Проклятие Ивана Грозного. Душу за Царя | страница 36
— Не благословишь, стало быть? — Глаза царя опасно сверкнули.
— Нет.
Филипп не опустил взор. Тоже с характером человек. И с мужеством.
— А за своё зла не держу, — продолжил бывший митрополит. — Слушать клевету и отвергать слова правды — то ж не грех, ошибка...
Царь вздрогнул. Мог ли ошибаться помазанник Божий? Тот, кто должен искоренить зло на Святой Руси накануне Страшного Суда? И пусть мучаются тела, распахиваются в истошных криках рты пытаемых, тянет сладким запахом поджаренного человеческого мяса — главное, чтобы души предстали пред престолом Христовым чистыми, как первый снег.
Для того и старался. Для того и опричнину создавал...
Или?
Тот страх, суетный, но каждодневный. Неужели он всему причина? И не в ересях дело, а в пошлой боязни потерять трон?
— Ступай с Богом, — Филипп перекрестил коленопреклонённого царя. — Не я тебе судья, но Он.
Иван Васильевич выпрямился во весь свой немалый рост, посмотрел на опального патриарха. Маленький, иссохший (посты изнурили или кормят тут плохо?), а сил в нём побольше будет, чем в любом из опричного войска. Истинно говорят, что дух сильнее тела...
— Пойду, — сказал царь. — Ответь только напоследок, владыка... Цепи на тебе... это тоже — моим именем?

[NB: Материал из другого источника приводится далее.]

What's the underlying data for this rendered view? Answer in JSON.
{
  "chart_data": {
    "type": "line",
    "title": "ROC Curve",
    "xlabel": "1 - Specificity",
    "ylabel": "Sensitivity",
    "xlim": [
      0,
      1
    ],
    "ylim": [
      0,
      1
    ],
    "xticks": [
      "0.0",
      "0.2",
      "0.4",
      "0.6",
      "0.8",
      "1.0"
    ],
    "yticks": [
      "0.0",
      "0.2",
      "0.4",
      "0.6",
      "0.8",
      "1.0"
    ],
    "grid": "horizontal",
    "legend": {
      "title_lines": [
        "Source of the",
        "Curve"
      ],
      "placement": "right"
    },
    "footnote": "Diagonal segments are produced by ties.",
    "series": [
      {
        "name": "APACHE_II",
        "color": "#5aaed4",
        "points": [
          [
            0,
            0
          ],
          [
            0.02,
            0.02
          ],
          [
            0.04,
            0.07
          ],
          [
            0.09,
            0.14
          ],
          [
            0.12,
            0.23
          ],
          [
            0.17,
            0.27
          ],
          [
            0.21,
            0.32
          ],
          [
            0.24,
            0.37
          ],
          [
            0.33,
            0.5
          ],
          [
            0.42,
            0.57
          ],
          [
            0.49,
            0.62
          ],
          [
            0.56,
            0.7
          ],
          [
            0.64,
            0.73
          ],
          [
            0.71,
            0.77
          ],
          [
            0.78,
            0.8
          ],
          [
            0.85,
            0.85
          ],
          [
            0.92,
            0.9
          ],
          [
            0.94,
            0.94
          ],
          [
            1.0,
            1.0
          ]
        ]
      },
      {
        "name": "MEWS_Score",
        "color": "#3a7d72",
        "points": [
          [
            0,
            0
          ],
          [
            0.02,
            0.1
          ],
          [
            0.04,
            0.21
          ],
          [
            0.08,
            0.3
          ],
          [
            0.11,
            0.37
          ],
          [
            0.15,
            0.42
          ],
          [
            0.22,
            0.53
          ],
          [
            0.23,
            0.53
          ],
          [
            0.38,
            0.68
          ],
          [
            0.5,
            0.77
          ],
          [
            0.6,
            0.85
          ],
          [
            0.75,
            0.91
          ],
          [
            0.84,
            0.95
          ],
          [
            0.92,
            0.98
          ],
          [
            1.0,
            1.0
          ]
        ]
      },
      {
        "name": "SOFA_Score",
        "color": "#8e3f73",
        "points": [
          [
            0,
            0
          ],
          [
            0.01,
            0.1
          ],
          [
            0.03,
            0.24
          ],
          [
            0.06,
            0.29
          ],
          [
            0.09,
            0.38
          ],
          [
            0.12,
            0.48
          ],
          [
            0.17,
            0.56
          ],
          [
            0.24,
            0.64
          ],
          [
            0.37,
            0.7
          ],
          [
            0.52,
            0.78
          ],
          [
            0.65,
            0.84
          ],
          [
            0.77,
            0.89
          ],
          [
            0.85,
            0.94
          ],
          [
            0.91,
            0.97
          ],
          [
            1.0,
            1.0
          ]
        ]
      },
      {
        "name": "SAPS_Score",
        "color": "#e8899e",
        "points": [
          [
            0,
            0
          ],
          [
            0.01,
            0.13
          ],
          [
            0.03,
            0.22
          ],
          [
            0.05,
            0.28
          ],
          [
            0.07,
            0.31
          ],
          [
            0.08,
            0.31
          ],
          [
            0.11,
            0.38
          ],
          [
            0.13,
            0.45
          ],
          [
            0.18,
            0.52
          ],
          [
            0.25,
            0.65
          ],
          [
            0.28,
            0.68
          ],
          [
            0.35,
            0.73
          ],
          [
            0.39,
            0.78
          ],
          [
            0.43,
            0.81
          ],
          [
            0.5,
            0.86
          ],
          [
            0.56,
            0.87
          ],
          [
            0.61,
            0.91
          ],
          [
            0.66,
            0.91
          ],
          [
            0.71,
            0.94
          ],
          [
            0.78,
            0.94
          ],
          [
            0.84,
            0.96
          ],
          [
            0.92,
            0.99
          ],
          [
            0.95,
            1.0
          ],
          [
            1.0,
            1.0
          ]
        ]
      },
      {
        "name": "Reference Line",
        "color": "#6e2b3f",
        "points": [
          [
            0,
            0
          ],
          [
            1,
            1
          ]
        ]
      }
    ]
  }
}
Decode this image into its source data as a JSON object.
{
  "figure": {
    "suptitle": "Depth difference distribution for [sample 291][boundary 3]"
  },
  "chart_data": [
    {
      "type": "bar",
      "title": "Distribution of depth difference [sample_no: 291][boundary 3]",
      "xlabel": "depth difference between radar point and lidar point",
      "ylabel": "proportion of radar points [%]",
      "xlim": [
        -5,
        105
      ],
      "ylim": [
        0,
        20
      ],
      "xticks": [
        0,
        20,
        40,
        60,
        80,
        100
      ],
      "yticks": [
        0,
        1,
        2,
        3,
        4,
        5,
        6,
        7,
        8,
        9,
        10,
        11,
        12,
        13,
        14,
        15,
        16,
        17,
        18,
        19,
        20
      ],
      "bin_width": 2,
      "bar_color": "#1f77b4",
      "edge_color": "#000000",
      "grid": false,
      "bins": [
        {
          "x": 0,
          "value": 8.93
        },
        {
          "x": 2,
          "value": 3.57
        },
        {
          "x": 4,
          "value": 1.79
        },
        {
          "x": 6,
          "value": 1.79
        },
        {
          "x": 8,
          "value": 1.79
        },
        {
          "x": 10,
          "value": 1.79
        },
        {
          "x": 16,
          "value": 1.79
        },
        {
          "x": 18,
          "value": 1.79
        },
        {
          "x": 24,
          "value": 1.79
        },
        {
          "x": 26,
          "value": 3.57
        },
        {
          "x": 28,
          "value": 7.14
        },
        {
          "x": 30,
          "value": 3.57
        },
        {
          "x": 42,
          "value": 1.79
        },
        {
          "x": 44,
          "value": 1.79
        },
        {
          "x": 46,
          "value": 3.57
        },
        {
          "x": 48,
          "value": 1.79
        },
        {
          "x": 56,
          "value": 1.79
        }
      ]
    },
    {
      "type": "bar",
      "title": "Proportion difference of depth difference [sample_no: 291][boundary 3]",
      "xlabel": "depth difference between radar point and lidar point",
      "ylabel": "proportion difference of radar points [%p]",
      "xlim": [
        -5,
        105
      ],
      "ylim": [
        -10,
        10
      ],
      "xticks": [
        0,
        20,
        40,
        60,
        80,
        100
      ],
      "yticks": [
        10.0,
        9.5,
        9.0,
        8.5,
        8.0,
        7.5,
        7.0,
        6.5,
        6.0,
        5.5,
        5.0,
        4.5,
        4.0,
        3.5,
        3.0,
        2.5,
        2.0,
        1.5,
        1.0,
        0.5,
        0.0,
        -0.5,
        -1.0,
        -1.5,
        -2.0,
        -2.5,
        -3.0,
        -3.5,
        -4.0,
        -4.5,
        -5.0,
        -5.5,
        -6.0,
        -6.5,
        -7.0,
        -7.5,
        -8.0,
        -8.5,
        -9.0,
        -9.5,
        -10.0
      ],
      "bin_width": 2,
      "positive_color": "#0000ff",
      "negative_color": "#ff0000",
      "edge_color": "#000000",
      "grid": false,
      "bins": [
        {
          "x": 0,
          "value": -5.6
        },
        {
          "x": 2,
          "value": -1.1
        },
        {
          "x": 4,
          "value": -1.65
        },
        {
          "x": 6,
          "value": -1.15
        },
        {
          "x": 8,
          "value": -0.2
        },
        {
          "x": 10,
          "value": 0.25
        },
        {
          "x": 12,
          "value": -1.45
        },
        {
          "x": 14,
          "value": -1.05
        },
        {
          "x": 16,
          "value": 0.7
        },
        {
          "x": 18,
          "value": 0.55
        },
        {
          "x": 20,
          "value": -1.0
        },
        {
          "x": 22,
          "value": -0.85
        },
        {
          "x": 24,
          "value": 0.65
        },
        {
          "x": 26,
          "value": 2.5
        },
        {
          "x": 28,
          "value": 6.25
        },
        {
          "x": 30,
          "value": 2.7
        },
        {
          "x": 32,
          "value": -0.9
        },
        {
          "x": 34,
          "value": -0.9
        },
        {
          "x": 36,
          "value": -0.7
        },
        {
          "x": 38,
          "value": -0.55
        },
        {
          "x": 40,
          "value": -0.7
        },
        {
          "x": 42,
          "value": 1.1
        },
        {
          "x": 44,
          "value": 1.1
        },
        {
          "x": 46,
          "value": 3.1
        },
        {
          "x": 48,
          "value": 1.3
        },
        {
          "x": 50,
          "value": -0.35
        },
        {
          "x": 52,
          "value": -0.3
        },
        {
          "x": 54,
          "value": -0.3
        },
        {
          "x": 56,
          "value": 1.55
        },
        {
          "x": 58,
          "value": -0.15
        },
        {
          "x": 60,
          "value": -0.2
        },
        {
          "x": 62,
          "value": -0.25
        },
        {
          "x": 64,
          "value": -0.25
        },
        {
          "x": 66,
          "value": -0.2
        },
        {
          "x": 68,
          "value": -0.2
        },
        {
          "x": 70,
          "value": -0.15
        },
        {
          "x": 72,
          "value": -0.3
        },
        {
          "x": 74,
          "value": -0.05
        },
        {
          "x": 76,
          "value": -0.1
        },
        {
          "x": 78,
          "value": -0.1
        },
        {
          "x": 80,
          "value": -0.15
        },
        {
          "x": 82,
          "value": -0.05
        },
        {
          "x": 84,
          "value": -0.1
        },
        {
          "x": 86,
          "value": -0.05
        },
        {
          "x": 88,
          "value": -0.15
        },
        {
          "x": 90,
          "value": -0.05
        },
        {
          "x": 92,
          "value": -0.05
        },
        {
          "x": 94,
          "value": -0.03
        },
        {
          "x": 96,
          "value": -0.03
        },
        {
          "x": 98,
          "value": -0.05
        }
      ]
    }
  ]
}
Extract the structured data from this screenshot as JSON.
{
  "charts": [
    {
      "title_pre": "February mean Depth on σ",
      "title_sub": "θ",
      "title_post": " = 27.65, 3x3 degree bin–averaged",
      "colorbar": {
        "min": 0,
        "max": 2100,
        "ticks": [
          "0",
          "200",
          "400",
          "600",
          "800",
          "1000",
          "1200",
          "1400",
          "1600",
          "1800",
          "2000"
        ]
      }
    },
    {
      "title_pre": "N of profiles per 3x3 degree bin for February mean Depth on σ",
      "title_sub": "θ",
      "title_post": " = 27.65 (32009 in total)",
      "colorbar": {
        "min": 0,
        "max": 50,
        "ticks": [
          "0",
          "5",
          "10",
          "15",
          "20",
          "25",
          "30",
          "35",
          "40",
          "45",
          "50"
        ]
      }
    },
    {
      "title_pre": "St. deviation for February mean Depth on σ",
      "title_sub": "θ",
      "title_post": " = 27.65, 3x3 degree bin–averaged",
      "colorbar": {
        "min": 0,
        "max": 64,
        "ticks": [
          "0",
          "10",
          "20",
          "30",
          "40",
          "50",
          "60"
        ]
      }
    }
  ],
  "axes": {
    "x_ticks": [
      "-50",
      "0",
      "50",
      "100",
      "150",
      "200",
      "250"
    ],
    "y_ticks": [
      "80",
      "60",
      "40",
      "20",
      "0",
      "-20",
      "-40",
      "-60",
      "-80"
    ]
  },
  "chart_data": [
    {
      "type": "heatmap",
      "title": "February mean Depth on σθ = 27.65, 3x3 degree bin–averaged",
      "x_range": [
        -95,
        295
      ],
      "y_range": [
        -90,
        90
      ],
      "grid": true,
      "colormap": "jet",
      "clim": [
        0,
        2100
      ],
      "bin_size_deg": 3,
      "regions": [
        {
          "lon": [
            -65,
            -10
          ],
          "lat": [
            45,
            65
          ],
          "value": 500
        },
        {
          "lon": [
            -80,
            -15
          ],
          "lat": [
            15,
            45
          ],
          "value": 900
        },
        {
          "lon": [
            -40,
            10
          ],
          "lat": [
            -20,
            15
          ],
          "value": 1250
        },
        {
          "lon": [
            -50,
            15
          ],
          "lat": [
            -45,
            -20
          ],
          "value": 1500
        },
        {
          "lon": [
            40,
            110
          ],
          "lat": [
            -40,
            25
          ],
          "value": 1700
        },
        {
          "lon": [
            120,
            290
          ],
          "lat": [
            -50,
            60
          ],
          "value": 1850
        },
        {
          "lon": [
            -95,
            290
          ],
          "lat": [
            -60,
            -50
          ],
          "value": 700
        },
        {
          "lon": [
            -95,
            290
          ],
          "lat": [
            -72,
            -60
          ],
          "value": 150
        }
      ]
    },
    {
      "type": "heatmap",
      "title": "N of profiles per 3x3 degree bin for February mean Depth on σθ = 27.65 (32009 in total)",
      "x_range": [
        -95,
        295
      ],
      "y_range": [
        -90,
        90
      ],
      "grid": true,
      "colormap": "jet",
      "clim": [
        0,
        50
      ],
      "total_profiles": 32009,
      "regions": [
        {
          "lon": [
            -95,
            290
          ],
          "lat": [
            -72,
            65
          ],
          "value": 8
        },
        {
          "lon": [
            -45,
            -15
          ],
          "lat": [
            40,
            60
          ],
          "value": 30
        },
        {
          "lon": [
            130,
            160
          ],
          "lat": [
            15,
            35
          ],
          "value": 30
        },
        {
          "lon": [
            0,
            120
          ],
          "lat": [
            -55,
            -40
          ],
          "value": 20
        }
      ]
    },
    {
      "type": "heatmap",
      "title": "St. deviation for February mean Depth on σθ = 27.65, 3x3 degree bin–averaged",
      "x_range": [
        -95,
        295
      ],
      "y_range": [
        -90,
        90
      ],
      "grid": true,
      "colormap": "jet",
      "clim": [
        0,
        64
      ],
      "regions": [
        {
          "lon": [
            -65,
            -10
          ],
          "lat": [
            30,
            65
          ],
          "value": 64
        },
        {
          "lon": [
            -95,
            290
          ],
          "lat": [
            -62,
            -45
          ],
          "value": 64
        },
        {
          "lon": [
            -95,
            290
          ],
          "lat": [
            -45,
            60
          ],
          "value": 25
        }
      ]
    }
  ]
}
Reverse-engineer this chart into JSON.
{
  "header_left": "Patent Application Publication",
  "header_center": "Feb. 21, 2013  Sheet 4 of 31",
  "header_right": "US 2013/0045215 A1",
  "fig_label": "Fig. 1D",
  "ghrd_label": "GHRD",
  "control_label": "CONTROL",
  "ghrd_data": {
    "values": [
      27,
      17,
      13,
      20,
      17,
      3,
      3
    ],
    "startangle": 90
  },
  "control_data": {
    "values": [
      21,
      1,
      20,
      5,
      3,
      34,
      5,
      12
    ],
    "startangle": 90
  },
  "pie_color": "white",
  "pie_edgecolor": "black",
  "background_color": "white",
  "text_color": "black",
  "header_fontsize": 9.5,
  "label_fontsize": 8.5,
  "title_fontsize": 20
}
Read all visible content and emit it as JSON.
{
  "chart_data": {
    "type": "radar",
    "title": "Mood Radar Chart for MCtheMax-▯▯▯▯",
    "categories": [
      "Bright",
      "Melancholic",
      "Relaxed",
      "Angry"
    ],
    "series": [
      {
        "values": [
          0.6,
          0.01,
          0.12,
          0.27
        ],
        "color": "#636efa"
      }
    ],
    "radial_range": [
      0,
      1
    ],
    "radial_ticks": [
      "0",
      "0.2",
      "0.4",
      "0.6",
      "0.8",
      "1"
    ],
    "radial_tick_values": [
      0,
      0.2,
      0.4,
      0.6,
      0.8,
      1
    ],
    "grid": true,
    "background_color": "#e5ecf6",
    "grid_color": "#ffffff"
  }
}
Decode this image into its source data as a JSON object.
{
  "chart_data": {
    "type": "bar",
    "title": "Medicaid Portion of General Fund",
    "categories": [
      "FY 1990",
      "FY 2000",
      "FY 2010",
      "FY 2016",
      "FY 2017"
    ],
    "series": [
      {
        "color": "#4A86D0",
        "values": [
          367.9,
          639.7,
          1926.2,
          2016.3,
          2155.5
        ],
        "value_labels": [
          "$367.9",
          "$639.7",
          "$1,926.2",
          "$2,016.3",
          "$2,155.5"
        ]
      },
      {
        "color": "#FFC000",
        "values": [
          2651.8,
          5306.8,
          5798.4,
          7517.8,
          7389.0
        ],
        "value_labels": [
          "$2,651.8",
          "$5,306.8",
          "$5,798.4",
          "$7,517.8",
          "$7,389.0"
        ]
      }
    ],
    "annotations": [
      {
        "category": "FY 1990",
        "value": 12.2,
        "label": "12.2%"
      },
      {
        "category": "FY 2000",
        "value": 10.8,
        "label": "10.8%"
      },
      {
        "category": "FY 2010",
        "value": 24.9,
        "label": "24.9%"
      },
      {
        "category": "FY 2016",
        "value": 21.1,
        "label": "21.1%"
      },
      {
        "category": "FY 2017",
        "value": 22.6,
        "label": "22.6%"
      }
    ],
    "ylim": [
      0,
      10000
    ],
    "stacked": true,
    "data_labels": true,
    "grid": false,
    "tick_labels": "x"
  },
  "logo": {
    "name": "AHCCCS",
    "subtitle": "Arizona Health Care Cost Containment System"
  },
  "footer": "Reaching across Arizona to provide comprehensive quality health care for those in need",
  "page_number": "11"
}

— Твоим, — не стал спорить Филипп.
Вздёрнулась кверху царская борода, инок видел, как перекатились желваки, побледнело лицо государя.
Иван Васильевич ничего не сказал, кивнул только и подошёл к двери. Короткий стук, петли скрипнули, и царь шагнул в распахнувшуюся перед ним темноту, слабо подсвеченную неверным огнём светильника. Как в ад сошёл — уже при жизни.
Поздоровавшись, но не простившись.
Филипп недоумённо посмотрел на икону. «Вразуми, Пресвятая Богородица, и скажи, что делать мне». Не такого разговора ждал с царём, ох, не такого... Ждал угроз; возможно — немедленной и страшной гибели от рук царского палача. Но не просьб о прощении.
От раскрытой двери дохнуло холодом. Филипп зябко поёжился, сделал шаг к тёмному проёму. Навстречу, к ногам инока, легла расплющенная тень.
Малюта Скуратов, войдя в келью, сдёрнул с головы шапку, неуклюже поклонился. Левой рукой снял, заметил Филипп. А что в правой? Взгляд уловил отблеск металла.
Значит, всё-таки смерть? И не обманулся Филипп в царе? А как хотелось обмануться, Господи, как хотелось!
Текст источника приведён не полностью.